Melihat uraian di atas muncul pertanyaan apakah sebenarnya yang paling mendorong seseorang untuk memasuki karir wirausaha?

Jawabannya menyangkut dua hal, yaitu:

1) Personal Attributes 2) Personal Environment

Personal Attributes

David McClelland di dalam bukunya The Achieving Society, menyatakan bahwa seoarang wirausaha adalah seseorang yang memilki keinginan berprestasi yang sangat tinggi dibandingkan dengan orang yang tidak brwirausaha. Dalam suatu penelitian di Inggris menyatakan bahwa motivasi seseorang membuka bisnis adalah 50% ingin mempunyai kebebasan dengan berbisnis sendiri, hanya 18% menyatakan ingin memperoleh uang, dan 10% menyatakan jawaban membuka bisnis untuk kesenangan, hobi, tantangan atau kepuasan pribadi dan melakukan kreativitas.

Sedangkan penelitian di Rusia 80% menyatakan mereka membuka bisnis karena ingin menjadi boss dan memperoleh otonomi serta kemerdekaan pribadi.

Faktor Environmental

Di samping faktor personal yang ada di dalam diri pribadi wirausaha maka ada pengaruh faktor luar terhadap pembentukan watak wirausaha. Di negara kita, Indonesia, ini ada beberapa daerah atau lokasi yang bannyak wirausahanya, misal Desa Manding di Bantul, Kotagede di Yogyakarta, Wedi di Klaten,Ceper di Klaten, Ngunut di Tulungagung, Juwana di Pati, Garut, Tasikmalaya, Cibaduyut di Bandung, Tanggulangin di Jawa Timur,

(17)

Madura, Bali, Padang, dan sebagainya. Demikian pula di Amerika terkenal daerah Silcon Valley di mana dijumpai banyak pengusaha-pengusaha besar. Di daerah tersebut dijumpai kegiatan wirausaha membeli dan menjual barang, transportasi, pergudangan, perbankan, dan berbagai jasa konsultan. Suasana semacam ini sangat berpenaruk kepada warga masyarakata untuk menumbuhkan minat wirausaha. Demikian pula suasana lingkungan yang lain yang bisa kita jumpai pada sejumlah dosen serta alumni MIT (Massachusetts Institute of Technology) yang mendirikan sejumlah perusahaan. Sejak perang dunia ke-2 sampai tahun1988 telah didirikan 636 perusahaan oelh dosen dan alumni MITI ini. Pengusaha-pengusaha MIT ini saling bekerja sama dan mendorong pertumbuhan bisnis dan perkembangan teknlogi di Amerika.

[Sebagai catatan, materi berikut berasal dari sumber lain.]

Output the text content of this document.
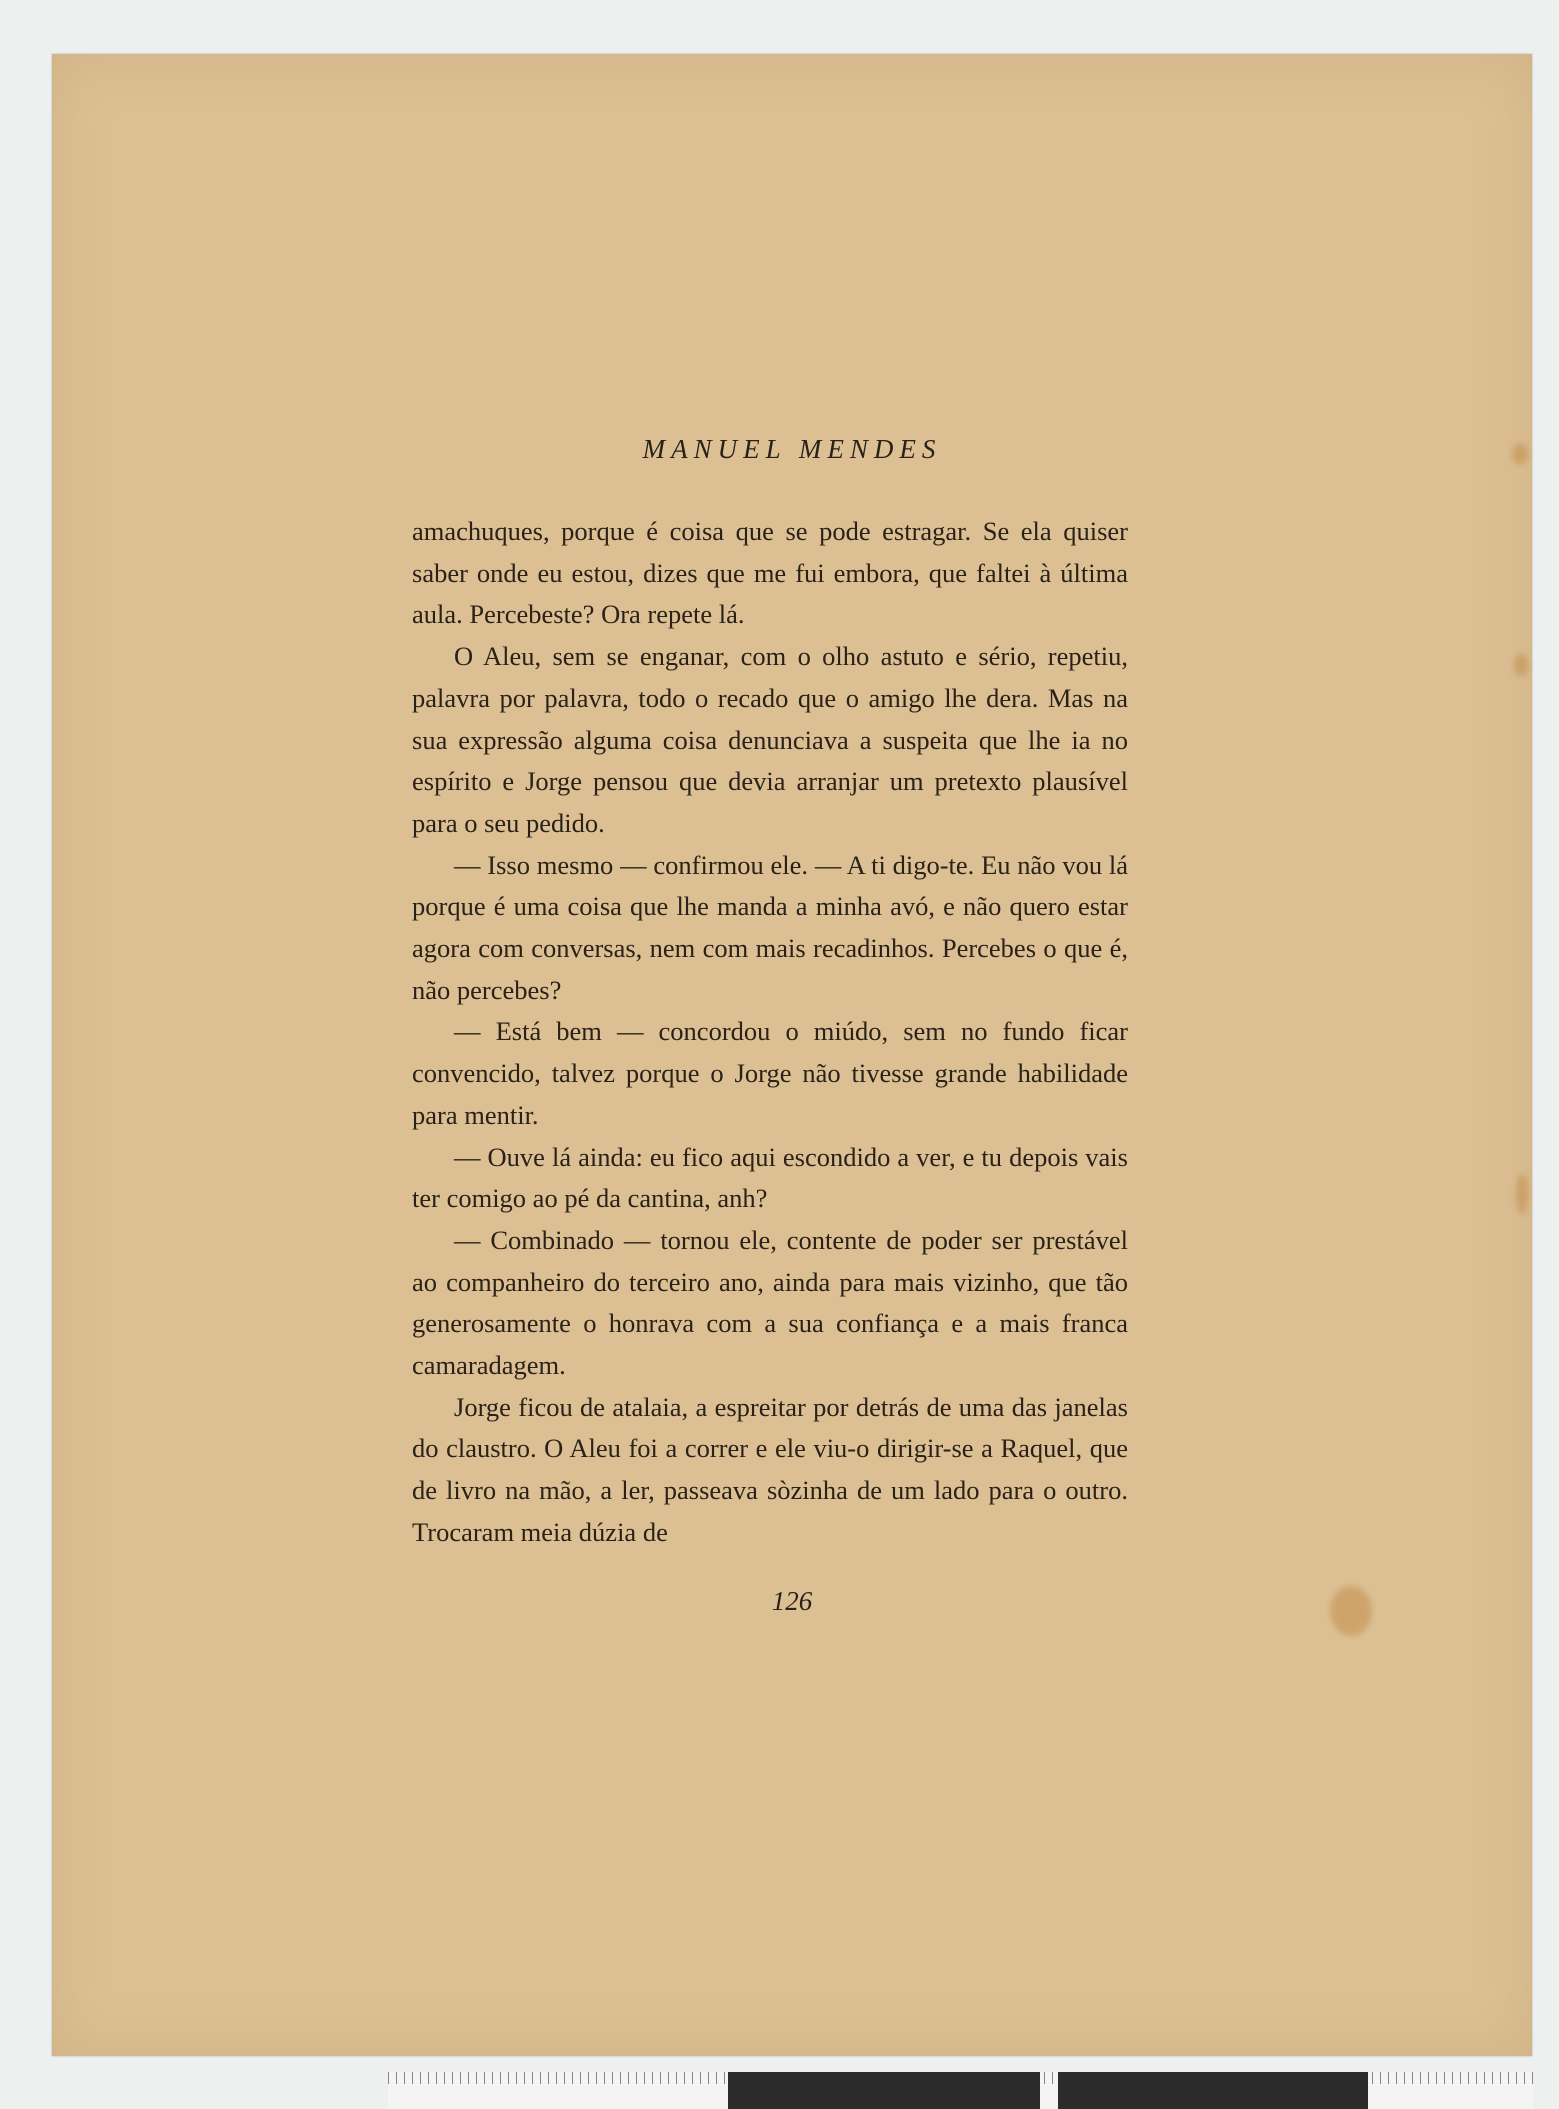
MANUEL MENDES

amachuques, porque é coisa que se pode estragar. Se ela quiser saber onde eu estou, dizes que me fui embora, que faltei à última aula. Percebeste? Ora repete lá.

O Aleu, sem se enganar, com o olho astuto e sério, repetiu, palavra por palavra, todo o recado que o amigo lhe dera. Mas na sua expressão alguma coisa denunciava a suspeita que lhe ia no espírito e Jorge pensou que devia arranjar um pretexto plausível para o seu pedido.

— Isso mesmo — confirmou ele. — A ti digo-te. Eu não vou lá porque é uma coisa que lhe manda a minha avó, e não quero estar agora com conversas, nem com mais recadinhos. Percebes o que é, não percebes?

— Está bem — concordou o miúdo, sem no fundo ficar convencido, talvez porque o Jorge não tivesse grande habilidade para mentir.

— Ouve lá ainda: eu fico aqui escondido a ver, e tu depois vais ter comigo ao pé da cantina, anh?

— Combinado — tornou ele, contente de poder ser prestável ao companheiro do terceiro ano, ainda para mais vizinho, que tão generosamente o honrava com a sua confiança e a mais franca camaradagem.

Jorge ficou de atalaia, a espreitar por detrás de uma das janelas do claustro. O Aleu foi a correr e ele viu-o dirigir-se a Raquel, que de livro na mão, a ler, passeava sòzinha de um lado para o outro. Trocaram meia dúzia de

126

2. Jurus Awal Menjadi Pengusaha

Sulitnya memutuskan untuk memulai berwirausaha hampir melanda seluruh lapisan masyarakat Indonesia, khususnya masyarakat menengah ke bawah. Banyak faktor penyebab yang mengakibatkan masyarakat belum berani memulai suatu kegiatan yang disebut wirausaha. Faktor penyebab tersebut antara lain pola pikir masyarakat yang diwujudkan dalam cita-cita, sebagian besar ingin menjadi pegawai (mental buruh); merasa tidak diajar dan dirangsang untuk berusaha sendiri, dan pemerintah kurang begitu tanggap untuk mengubah pola pikir masyarakat. Dalam hal pendidikan kewirausahan, Indonesia tertinggal jauh dibandingkan dengan negara-negara lain, bahkan di beberapa negara, pendidikan kewirausahaan telah dilakukan puluhan tahun lalu.

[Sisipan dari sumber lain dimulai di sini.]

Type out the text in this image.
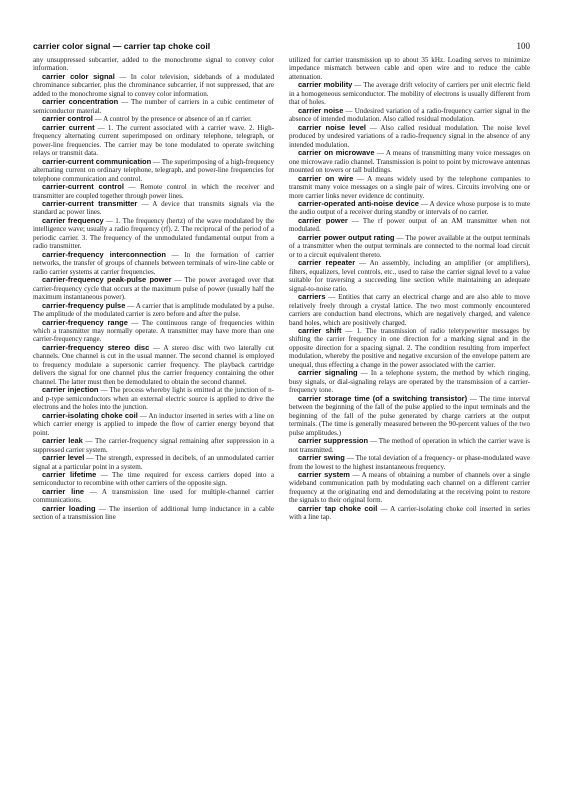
carrier color signal — carrier tap choke coil	100

any unsuppressed subcarrier, added to the monochrome signal to convey color information.

carrier color signal — In color television, sidebands of a modulated chrominance subcarrier, plus the chrominance subcarrier, if not suppressed, that are added to the monochrome signal to convey color information.

carrier concentration — The number of carriers in a cubic centimeter of semiconductor material.

carrier control — A control by the presence or absence of an rf carrier.

carrier current — 1. The current associated with a carrier wave. 2. High-frequency alternating current superimposed on ordinary telephone, telegraph, or power-line frequencies. The carrier may be tone modulated to operate switching relays or transmit data.

carrier-current communication — The superimposing of a high-frequency alternating current on ordinary telephone, telegraph, and power-line frequencies for telephone communication and control.

carrier-current control — Remote control in which the receiver and transmitter are coupled together through power lines.

carrier-current transmitter — A device that transmits signals via the standard ac power lines.

carrier frequency — 1. The frequency (hertz) of the wave modulated by the intelligence wave; usually a radio frequency (rf). 2. The reciprocal of the period of a periodic carrier. 3. The frequency of the unmodulated fundamental output from a radio transmitter.

carrier-frequency interconnection — In the formation of carrier networks, the transfer of groups of channels between terminals of wire-line cable or radio carrier systems at carrier frequencies.

carrier-frequency peak-pulse power — The power averaged over that carrier-frequency cycle that occurs at the maximum pulse of power (usually half the maximum instantaneous power).

carrier-frequency pulse — A carrier that is amplitude modulated by a pulse. The amplitude of the modulated carrier is zero before and after the pulse.

carrier-frequency range — The continuous range of frequencies within which a transmitter may normally operate. A transmitter may have more than one carrier-frequency range.

carrier-frequency stereo disc — A stereo disc with two laterally cut channels. One channel is cut in the usual manner. The second channel is employed to frequency modulate a supersonic carrier frequency. The playback cartridge delivers the signal for one channel plus the carrier frequency containing the other channel. The latter must then be demodulated to obtain the second channel.

carrier injection — The process whereby light is emitted at the junction of n- and p-type semiconductors when an external electric source is applied to drive the electrons and the holes into the junction.

carrier-isolating choke coil — An inductor inserted in series with a line on which carrier energy is applied to impede the flow of carrier energy beyond that point.

carrier leak — The carrier-frequency signal remaining after suppression in a suppressed carrier system.

carrier level — The strength, expressed in decibels, of an unmodulated carrier signal at a particular point in a system.

carrier lifetime — The time required for excess carriers doped into a semiconductor to recombine with other carriers of the opposite sign.

carrier line — A transmission line used for multiple-channel carrier communications.

carrier loading — The insertion of additional lump inductance in a cable section of a transmission line

utilized for carrier transmission up to about 35 kHz. Loading serves to minimize impedance mismatch between cable and open wire and to reduce the cable attenuation.

carrier mobility — The average drift velocity of carriers per unit electric field in a homogeneous semiconductor. The mobility of electrons is usually different from that of holes.

carrier noise — Undesired variation of a radio-frequency carrier signal in the absence of intended modulation. Also called residual modulation.

carrier noise level — Also called residual modulation. The noise level produced by undesired variations of a radio-frequency signal in the absence of any intended modulation.

carrier on microwave — A means of transmitting many voice messages on one microwave radio channel. Transmission is point to point by microwave antennas mounted on towers or tall buildings.

carrier on wire — A means widely used by the telephone companies to transmit many voice messages on a single pair of wires. Circuits involving one or more carrier links never evidence dc continuity.

carrier-operated anti-noise device — A device whose purpose is to mute the audio output of a receiver during standby or intervals of no carrier.

carrier power — The rf power output of an AM transmitter when not modulated.

carrier power output rating — The power available at the output terminals of a transmitter when the output terminals are connected to the normal load circuit or to a circuit equivalent thereto.

carrier repeater — An assembly, including an amplifier (or amplifiers), filters, equalizers, level controls, etc., used to raise the carrier signal level to a value suitable for traversing a succeeding line section while maintaining an adequate signal-to-noise ratio.

carriers — Entities that carry an electrical charge and are also able to move relatively freely through a crystal lattice. The two most commonly encountered carriers are conduction band electrons, which are negatively charged, and valence band holes, which are positively charged.

carrier shift — 1. The transmission of radio teletypewriter messages by shifting the carrier frequency in one direction for a marking signal and in the opposite direction for a spacing signal. 2. The condition resulting from imperfect modulation, whereby the positive and negative excursion of the envelope pattern are unequal, thus effecting a change in the power associated with the carrier.

carrier signaling — In a telephone system, the method by which ringing, busy signals, or dial-signaling relays are operated by the transmission of a carrier-frequency tone.

carrier storage time (of a switching transistor) — The time interval between the beginning of the fall of the pulse applied to the input terminals and the beginning of the fall of the pulse generated by charge carriers at the output terminals. (The time is generally measured between the 90-percent values of the two pulse amplitudes.)

carrier suppression — The method of operation in which the carrier wave is not transmitted.

carrier swing — The total deviation of a frequency- or phase-modulated wave from the lowest to the highest instantaneous frequency.

carrier system — A means of obtaining a number of channels over a single wideband communication path by modulating each channel on a different carrier frequency at the originating end and demodulating at the receiving point to restore the signals to their original form.

carrier tap choke coil — A carrier-isolating choke coil inserted in series with a line tap.
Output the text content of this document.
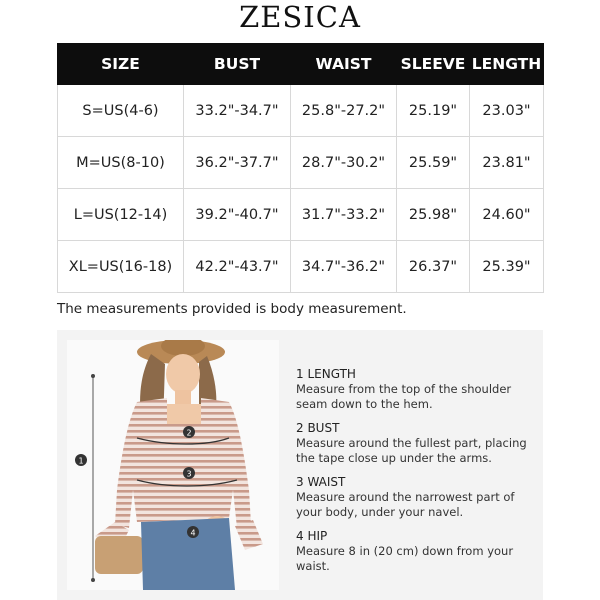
ZESICA
SIZE	BUST	WAIST	SLEEVE	LENGTH
S=US(4-6)	33.2"-34.7"	25.8"-27.2"	25.19"	23.03"
M=US(8-10)	36.2"-37.7"	28.7"-30.2"	25.59"	23.81"
L=US(12-14)	39.2"-40.7"	31.7"-33.2"	25.98"	24.60"
XL=US(16-18)	42.2"-43.7"	34.7"-36.2"	26.37"	25.39"
The measurements provided is body measurement.
1
2
3
4
1 LENGTH
Measure from the top of the shoulder seam down to the hem.
2 BUST
Measure around the fullest part, placing the tape close up under the arms.
3 WAIST
Measure around the narrowest part of your body, under your navel.
4 HIP
Measure 8 in (20 cm) down from your waist.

Sebenarnya untuk memulai segala sesuatau yang masih baru, apa pun nama kegiatannya, pasti akan terasa segan dan canggung. Untuk melangkah ke suatu hal yang baru akan terasa berat dan gelap. Akan tetapi., setelah memasuki dunia baru tersebut, kita akan merasa adanya perbedaan (Kasmir, 2006:8).

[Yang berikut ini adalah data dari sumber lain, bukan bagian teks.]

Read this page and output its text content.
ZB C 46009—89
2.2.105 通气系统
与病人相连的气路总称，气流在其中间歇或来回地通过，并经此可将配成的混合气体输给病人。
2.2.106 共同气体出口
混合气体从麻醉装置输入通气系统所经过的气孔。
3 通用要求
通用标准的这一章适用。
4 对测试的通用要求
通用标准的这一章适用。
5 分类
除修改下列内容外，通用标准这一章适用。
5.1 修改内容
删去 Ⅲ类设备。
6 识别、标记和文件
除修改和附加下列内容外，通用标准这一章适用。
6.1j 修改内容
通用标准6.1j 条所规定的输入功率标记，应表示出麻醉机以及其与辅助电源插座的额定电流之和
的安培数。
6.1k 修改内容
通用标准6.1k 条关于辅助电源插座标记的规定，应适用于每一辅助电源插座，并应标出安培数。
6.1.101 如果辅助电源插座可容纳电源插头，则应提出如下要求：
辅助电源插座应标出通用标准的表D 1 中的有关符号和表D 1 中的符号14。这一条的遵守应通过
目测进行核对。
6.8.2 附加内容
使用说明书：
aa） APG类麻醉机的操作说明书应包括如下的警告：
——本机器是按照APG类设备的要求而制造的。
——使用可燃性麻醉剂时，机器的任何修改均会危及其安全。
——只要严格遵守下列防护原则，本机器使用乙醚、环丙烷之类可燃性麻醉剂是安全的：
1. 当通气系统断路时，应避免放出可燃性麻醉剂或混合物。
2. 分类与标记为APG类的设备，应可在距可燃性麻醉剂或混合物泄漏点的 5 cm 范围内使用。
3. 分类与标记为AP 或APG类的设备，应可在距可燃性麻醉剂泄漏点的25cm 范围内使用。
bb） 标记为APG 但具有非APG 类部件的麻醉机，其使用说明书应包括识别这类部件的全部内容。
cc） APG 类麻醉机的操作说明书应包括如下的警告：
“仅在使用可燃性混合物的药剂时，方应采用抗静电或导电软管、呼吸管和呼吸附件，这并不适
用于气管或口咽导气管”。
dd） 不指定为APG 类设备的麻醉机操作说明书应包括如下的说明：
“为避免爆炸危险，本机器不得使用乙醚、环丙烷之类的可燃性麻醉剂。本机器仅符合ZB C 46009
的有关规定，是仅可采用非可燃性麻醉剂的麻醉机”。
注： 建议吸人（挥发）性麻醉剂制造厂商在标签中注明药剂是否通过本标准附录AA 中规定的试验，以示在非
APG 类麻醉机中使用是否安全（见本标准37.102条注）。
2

Agar langkah-langkah untuk berwirausaha menjadi mudah dan terang, maka perlu melakukannya dengan langkah-langkah yang mudah. Langkah-langkah ini oleh Kasmir (2006) diartikan sebagai jurus yang akan membimbing dan mengarahkan seseorang sebelum memulai usaha. Menurut Kasmir ada bebrapa jurus awal yang harus segera dilakukan jika mau berwirausaha, yaitu:

1) Berani memulai;

2) Berani menanggung risiko (tidak takut rugi); 3) Penuh perhitungan;

4) Memiliki rencana yang jelas; 5) Tidak cepat puas dan utus asa; 6) Optimis dan penuh keyakinan; 7) Memiliki tanggung jawab; 8) Memiliki etika dan moral;

(18)

9) Dan lainnya.

Berani memulai artinya seseorang harus segera memulai, paling tidak berpikir untuk berusaha, memulai usaha dari hal-hal yang paling kecil sesuai dengan kemampuan si calon pengusaha. Untuk memulai pertama kali suatu usaha memang terasa sangat berat. Banyak kendala yang dihadapi, seperti dari mana dimulainya usaha tersebut dan apa yang perlu dipersiapkan. Hal yang terpenting adalah memulai terlebih dahulu, barulah diketahui kekurangan dan hal-hal yang perlu dipersiapkan lanjut. Terkadang niat dan motivasi yang kuat untuk berusaha tidak akan pernah terealisasi tanpa berani mulai saat ini juga. Banyak orang mengatakan bahwa membuka usaha gampang, tetapi memulainya sangat slt. Penyakit seperti ini harus dikikis habis.

Langkah selanjutnya, seorang calon pengusaha dituntut untuk berani menanggung sehala risiko, baik risiko kerugian, bangkrut atau risiko lainnya. Penyakit takut rugi atau bangkrut, ini juga menjadi momok bagi calon wirausahawan baru. Perlu diingat bahwa dalam usaha (bisnis) hanya ada dua pilihan, yakni untung atau rugi. Artinya bisnis yang akan dijalankan pasti memiliki risiko dan untung. Seorang calon pengusaha harus berani mengambil risiko sebesar dan seberat apa pun. Hal yang perlu diingat adalah menjalankan segala sesuatu dengan perhitungan matang dan selalu memiliki sikap optimis bahwa semua masalah dapat diatasi. Perlu dicamkan pula bahwa semakin besar risiko yanng dihadapi, semakin besar peluang untuk maju dan meraup keungtungan. Ada istilah ekstrem bahwa jika ingin berwirausaha, harus siap rugi terlebih dahulu sehingga bersungguh-sungguh dalam menjalankan usaha nantinya.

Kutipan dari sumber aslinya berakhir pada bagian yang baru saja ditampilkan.